Institute for Genome Sciences, Department of Microbiology and Immunology, University of Maryland School of Medicine, 801 W, Baltimore Street, Baltimore, MD 21201, USA.
Microbiome. 2014 Feb 24;2(1):6. doi: 10.1186/2049-2618-2-6.
To take advantage of affordable high-throughput next-generation sequencing technologies to characterize microbial community composition often requires the development of improved methods to overcome technical limitations inherent to the sequencing platforms. Sequencing low sequence diversity libraries such as 16S rRNA amplicons has been problematic on the Illumina MiSeq platform and often generates sequences of suboptimal quality.

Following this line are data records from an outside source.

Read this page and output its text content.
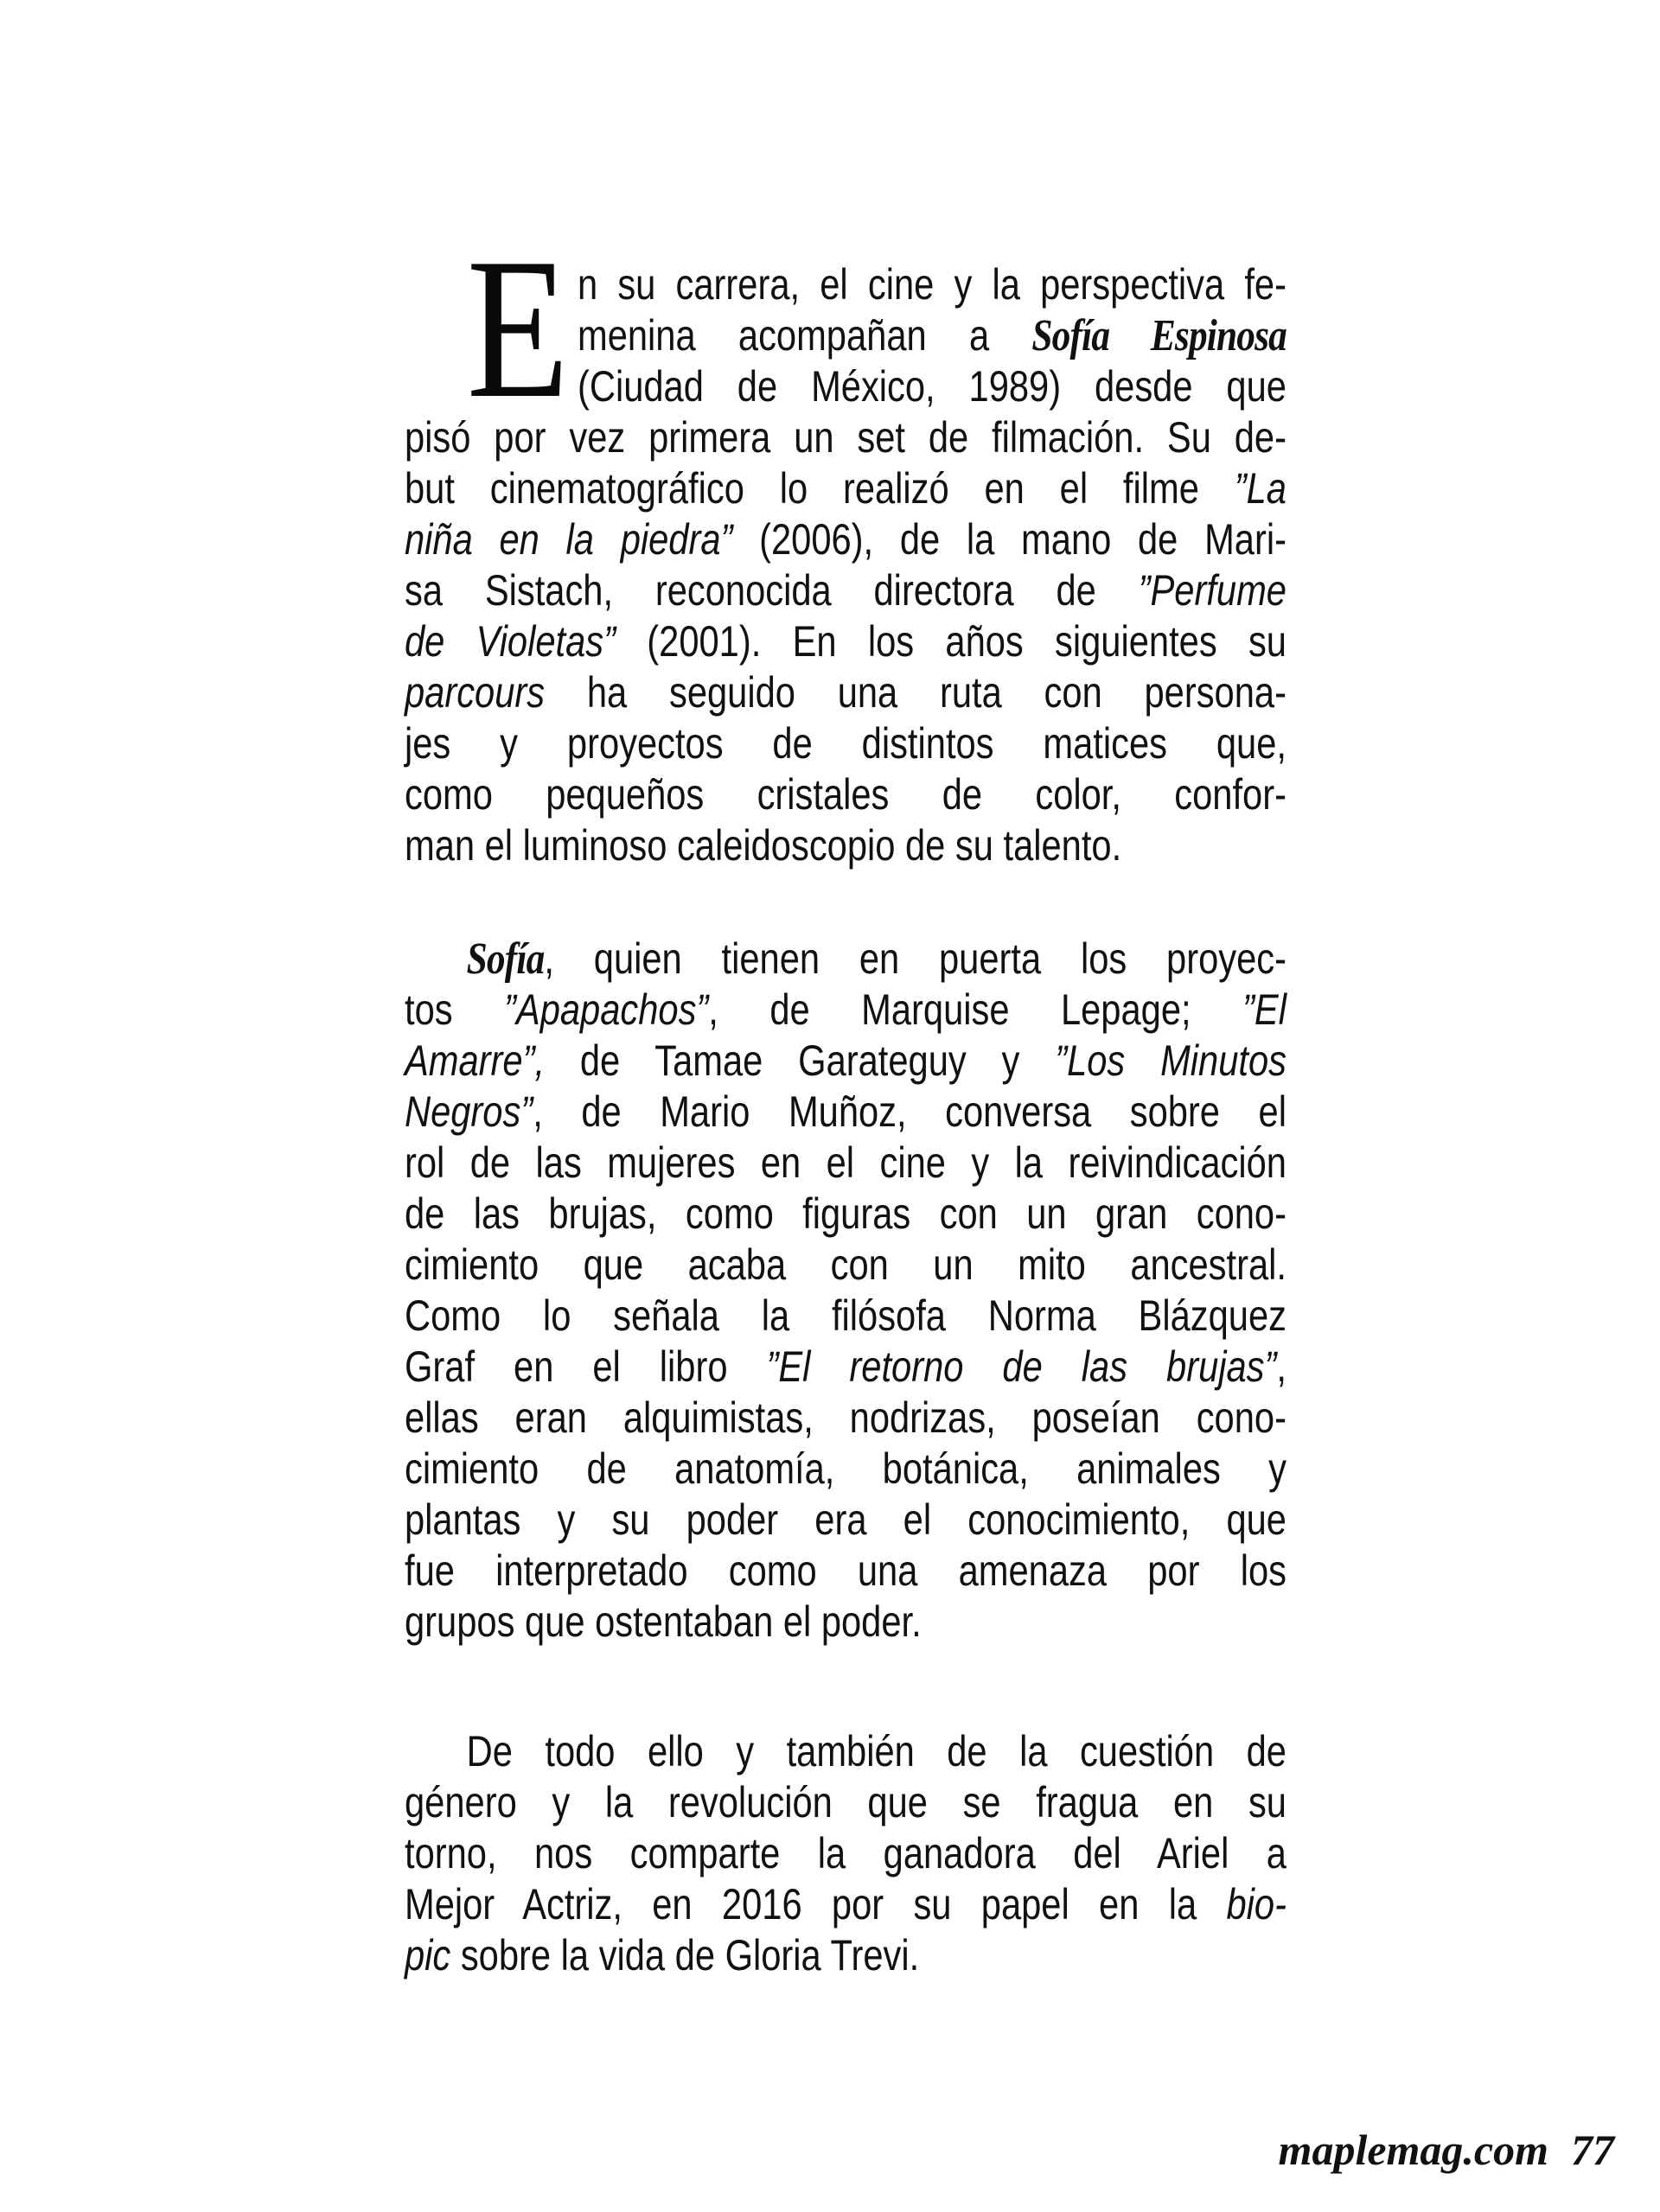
E n su carrera, el cine y la perspectiva fe-
menina acompañan a Sofía Espinosa
(Ciudad de México, 1989) desde que
pisó por vez primera un set de filmación. Su de-
but cinematográfico lo realizó en el filme ”La
niña en la piedra” (2006), de la mano de Mari-
sa Sistach, reconocida directora de ”Perfume
de Violetas” (2001). En los años siguientes su
parcours ha seguido una ruta con persona-
jes y proyectos de distintos matices que,
como pequeños cristales de color, confor-
man el luminoso caleidoscopio de su talento.
Sofía, quien tienen en puerta los proyec-
tos ”Apapachos”, de Marquise Lepage; ”El
Amarre”, de Tamae Garateguy y ”Los Minutos
Negros”, de Mario Muñoz, conversa sobre el
rol de las mujeres en el cine y la reivindicación
de las brujas, como figuras con un gran cono-
cimiento que acaba con un mito ancestral.
Como lo señala la filósofa Norma Blázquez
Graf en el libro ”El retorno de las brujas”,
ellas eran alquimistas, nodrizas, poseían cono-
cimiento de anatomía, botánica, animales y
plantas y su poder era el conocimiento, que
fue interpretado como una amenaza por los
grupos que ostentaban el poder.
De todo ello y también de la cuestión de
género y la revolución que se fragua en su
torno, nos comparte la ganadora del Ariel a
Mejor Actriz, en 2016 por su papel en la bio-
pic sobre la vida de Gloria Trevi.
maplemag.com 77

Here we present an improved dual-indexing amplification and sequencing approach to assess the composition of microbial communities from clinical samples using the V3-V4 region of the 16S rRNA gene on the Illumina MiSeq platform. We introduced a 0 to 7 bp "heterogeneity spacer" to the index sequence that allows an equal proportion of samples to be sequenced out of phase.

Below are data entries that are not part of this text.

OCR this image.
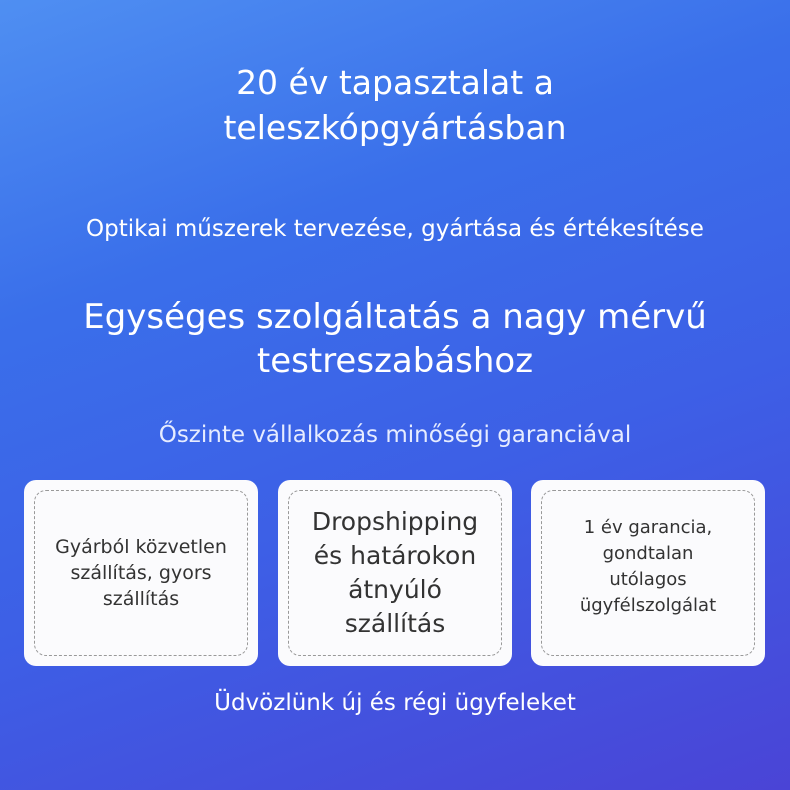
20 év tapasztalat a
teleszkópgyártásban
Optikai műszerek tervezése, gyártása és értékesítése
Egységes szolgáltatás a nagy mérvű
testreszabáshoz
Őszinte vállalkozás minőségi garanciával
Gyárból közvetlen
szállítás, gyors
szállítás
Dropshipping
és határokon
átnyúló
szállítás
1 év garancia,
gondtalan
utólagos
ügyfélszolgálat
Üdvözlünk új és régi ügyfeleket
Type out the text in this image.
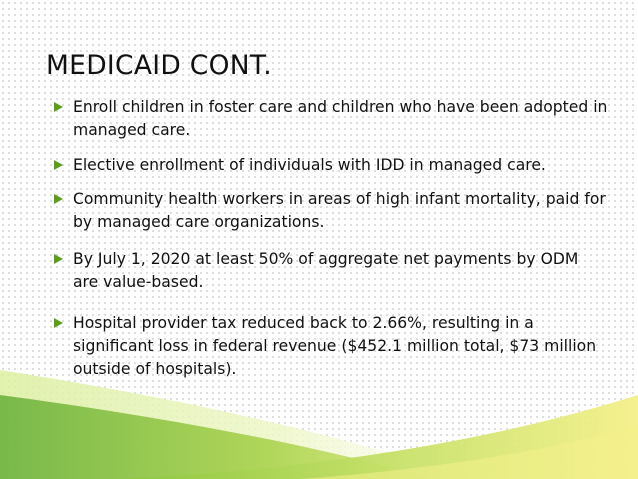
MEDICAID CONT.
Enroll children in foster care and children who have been adopted in managed care.
Elective enrollment of individuals with IDD in managed care.
Community health workers in areas of high infant mortality, paid for by managed care organizations.
By July 1, 2020 at least 50% of aggregate net payments by ODM are value-based.
Hospital provider tax reduced back to 2.66%, resulting in a significant loss in federal revenue ($452.1 million total, $73 million outside of hospitals).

Our approach yields high quality sequence data from 16S rRNA gene amplicons using both 250 bp and 300 bp paired-end MiSeq protocols and provides a flexible and cost-effective sequencing option.
为了利用价格合理的高通量下一代测序技术来描述微生物群落的组成,通常需要开发改进的方法来克服测序平台固有的技术限制。在 Illumina MiSeq 平台上对 16S rRNA 扩增子等低序列多样性文库进行测序一直存在问题,并且经常会生成质量不佳的序列。
在这里,我们提出了一种改进的双索引扩增和测序方法,用于使用 Illumina MiSeq 平台上的 16S rRNA 基因的 V3-V4 区域评估临床样本中微生物群落的组成。我们在索引序列中引入了 0 到 7 bp 的“异质间隔区”,允许等比例的样本进行异相测序。
我们的方法使用 250 bp 和 300 bp 配对末端 MiSeq 方案从 16S rRNA 基因扩增子中获得高质量的序列数据,并提供了一种灵活且具有成本效益的测序选择。